Urceolus cornutus

Scientific classification
- Domain: Eukaryota
- Phylum: Euglenozoa
- Class: Euglenida
- Order: Peranemida
- Family: Peranemidae
- Genus: Urceolus
- Species: U. cornutus
- Binomial name: Urceolus cornutus Larsen & Patterson, 1990

= Urceolus cornutus =

- Authority: Larsen & Patterson, 1990

Species of flagellate

Urceolus cornutus is a species of heterotrophic flagellates present in marine environments. Described in 1990 by Jacob Larsen and David Patterson from sediment samples off the coast of Fiji, it is distinguished from other species by very fine and compact pellicle stripes that follow an S-helix shape, and a collar with a regular or symmetrical outline.

== Description ==

Urceolus cornutus is a species of flagellate, a unicellular eukaryote or protist that moves with one emergent flagellum for movement, present in the anterior region of the cell. Like other species of the genus Urceolus, the flagellum and a feeding groove are located in a canal with an anterior neck-like opening surrounded by a neck-like aperture. No second flagellum has been observed, but is probably located within the canal. In particular, U. cornutus cells are broadly sack-shaped, 27–50 μm long and 10–20 μm wide. Their neck is 12–20 μm in diameter, with a regular outline. The flagellum is equal in length or slightly longer than the cell.
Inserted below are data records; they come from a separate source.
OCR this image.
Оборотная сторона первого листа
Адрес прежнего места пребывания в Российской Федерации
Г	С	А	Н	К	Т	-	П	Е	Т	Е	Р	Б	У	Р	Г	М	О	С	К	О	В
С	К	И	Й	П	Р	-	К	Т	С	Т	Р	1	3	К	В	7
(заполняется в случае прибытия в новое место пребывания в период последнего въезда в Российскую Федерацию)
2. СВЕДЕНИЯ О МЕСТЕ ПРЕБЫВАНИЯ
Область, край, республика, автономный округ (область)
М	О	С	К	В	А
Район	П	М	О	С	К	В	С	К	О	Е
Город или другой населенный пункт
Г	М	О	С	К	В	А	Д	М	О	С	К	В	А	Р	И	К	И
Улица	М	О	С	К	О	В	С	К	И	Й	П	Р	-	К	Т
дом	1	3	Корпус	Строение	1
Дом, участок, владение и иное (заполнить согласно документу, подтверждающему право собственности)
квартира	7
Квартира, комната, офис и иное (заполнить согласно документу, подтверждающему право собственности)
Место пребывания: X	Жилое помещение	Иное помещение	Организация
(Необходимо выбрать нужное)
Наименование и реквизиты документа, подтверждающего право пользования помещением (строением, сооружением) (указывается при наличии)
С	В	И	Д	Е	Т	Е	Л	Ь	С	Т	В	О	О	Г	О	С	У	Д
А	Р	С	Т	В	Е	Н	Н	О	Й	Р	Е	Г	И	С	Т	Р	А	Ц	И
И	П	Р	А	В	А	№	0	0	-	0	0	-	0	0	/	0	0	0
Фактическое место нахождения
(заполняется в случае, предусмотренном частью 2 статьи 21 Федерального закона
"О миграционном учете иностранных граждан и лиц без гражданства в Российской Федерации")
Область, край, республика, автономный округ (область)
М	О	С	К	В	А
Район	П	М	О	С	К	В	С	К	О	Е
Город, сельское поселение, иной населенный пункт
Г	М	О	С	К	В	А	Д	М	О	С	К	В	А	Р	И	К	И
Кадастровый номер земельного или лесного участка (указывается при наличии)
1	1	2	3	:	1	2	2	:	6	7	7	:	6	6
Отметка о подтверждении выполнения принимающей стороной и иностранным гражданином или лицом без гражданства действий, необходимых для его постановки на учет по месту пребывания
The pellicle stripes, characteristic of euglenids, are delicate and closely spaced, in the shape of an S-helix and reaching into the collar. The feeding apparatus or ingestion organelle, located at the base of the canal, is well-developed and is composed of two microtubular rods. The canal itself opens subapically. The nucleus is located at the posterior end of the cell.
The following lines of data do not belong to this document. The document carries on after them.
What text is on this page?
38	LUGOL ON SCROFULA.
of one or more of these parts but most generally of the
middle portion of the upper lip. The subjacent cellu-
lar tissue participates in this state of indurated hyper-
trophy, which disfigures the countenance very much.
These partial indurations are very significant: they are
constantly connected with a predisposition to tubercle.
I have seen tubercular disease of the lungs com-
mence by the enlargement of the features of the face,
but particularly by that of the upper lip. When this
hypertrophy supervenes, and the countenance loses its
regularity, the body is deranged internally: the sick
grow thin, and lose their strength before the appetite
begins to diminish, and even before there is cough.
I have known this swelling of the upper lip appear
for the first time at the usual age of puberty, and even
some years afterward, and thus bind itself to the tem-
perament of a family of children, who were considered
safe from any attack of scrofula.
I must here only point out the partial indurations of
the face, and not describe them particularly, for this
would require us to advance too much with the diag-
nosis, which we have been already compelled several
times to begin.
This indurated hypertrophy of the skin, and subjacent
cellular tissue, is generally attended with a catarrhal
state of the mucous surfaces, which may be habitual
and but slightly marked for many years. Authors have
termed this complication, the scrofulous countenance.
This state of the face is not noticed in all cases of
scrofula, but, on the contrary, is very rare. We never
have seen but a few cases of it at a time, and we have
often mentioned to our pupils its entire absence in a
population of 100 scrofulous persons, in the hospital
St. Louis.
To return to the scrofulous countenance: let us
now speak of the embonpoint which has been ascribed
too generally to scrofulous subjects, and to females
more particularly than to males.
== Distribution and habitat ==

Urceolus cornutus is a phagotrophic protist inhabiting marine sediment, where it feeds on microalgae. It was discovered in Laucala Bay, Fiji, but has also been recorded in other marine sites, such as the coast of Sydney, Australia, the Oslofjord in Norway, and off the coast of Cantabria, Spain.

== Taxonomy ==

The species Urceolus cornutus was described by protistologists Jacob Larsen and David Patterson in a 1990 study of flagellates from tropical marine sediments, published in the Journal of Natural History. It was found at Laucala Bay, Fiji.